Techniques for the design of parallel and pipelined vlsi systems for numerical computation with special reference to signal processing applications (systolic array, scheduling)

Given an algorithm expressed as, say, a set of difference equations we wish to obtain a complete description of a circuit that executes the given algorithm and can be implemented in VLSI. Let us assume that the circuit will be built from modules that are already defined (either custom-made, or picked out of an existing library). Such "higher level" design issues have not been formalized enough to automate the process. A critical issue is the specification of the times at which each operation of each module is scheduled, and the times at which specific signal values are present at given terminals. To achieve this objective we introduce a scheduling formalism.
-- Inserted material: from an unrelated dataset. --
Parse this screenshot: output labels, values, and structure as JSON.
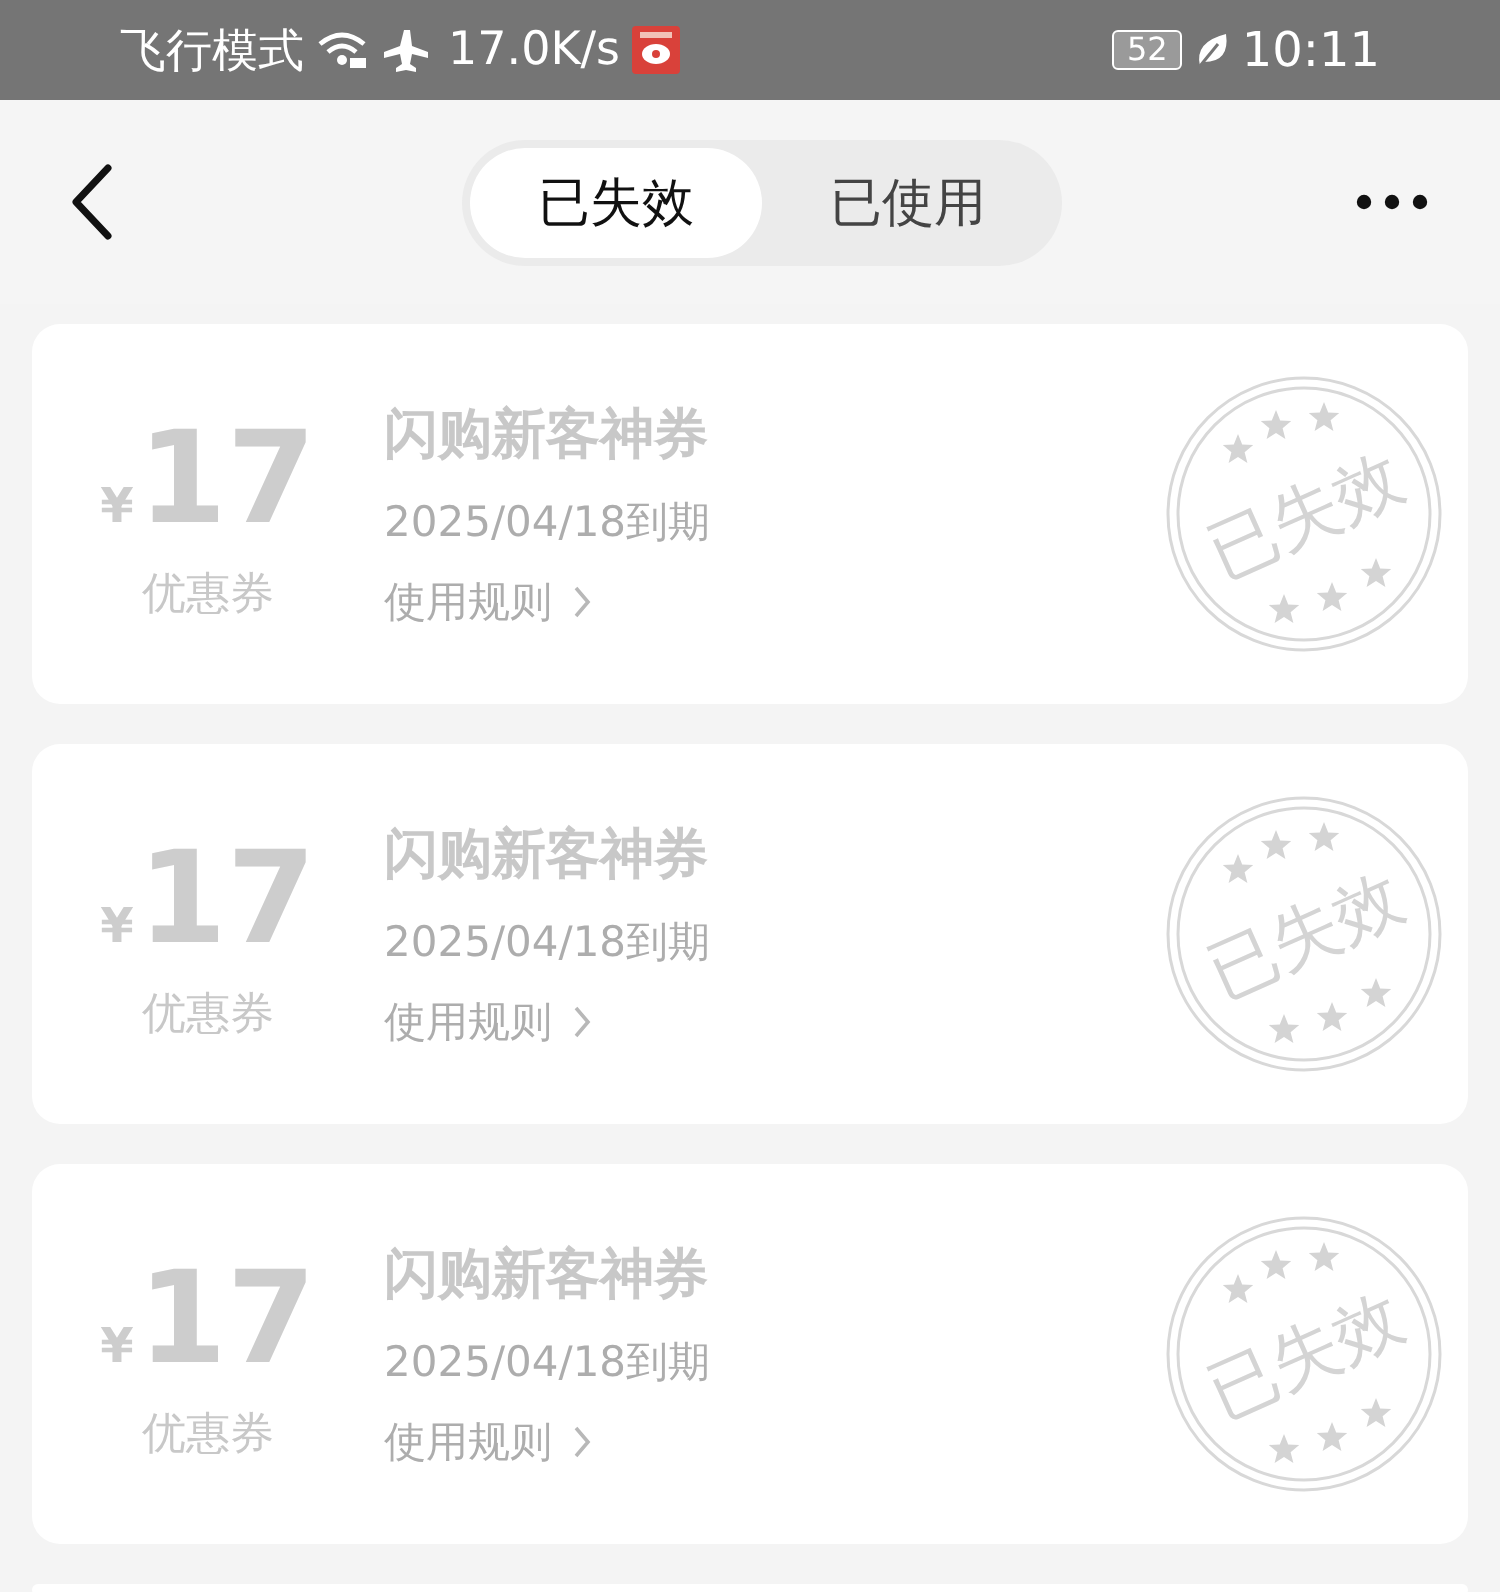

We show how directed cycles in the flow graph can be handled by a proper interpretation of the concept of iteration. Using this formalism we show how to verify the logical correctness of a given circuit, and how to translate a given flow graph into a logic diagram guaranteed to have the input-output map defined by the flow graph. The scheduling formalism is then used to obtain circuits that are optimal according to several criteria, including smallest sample period, smallest latency, and smallest register count. Scheduling under resource constraints is briefly considered. Multiprocessor arrays are a class of implementations that are of particular value for signal processing and other such "regular" algorithms. The second half of the thesis studies the properties of such arrays and shows how to exploit regularity to greatly reduce the amount of work that has to be done to determine how well an algorithm is suited for parallel implementation. A class of "regular iterative algorithms" is introduced that is well-suited for implementation on such arrays. Properties of such algorithms are studied and a systematic translation procedure provided.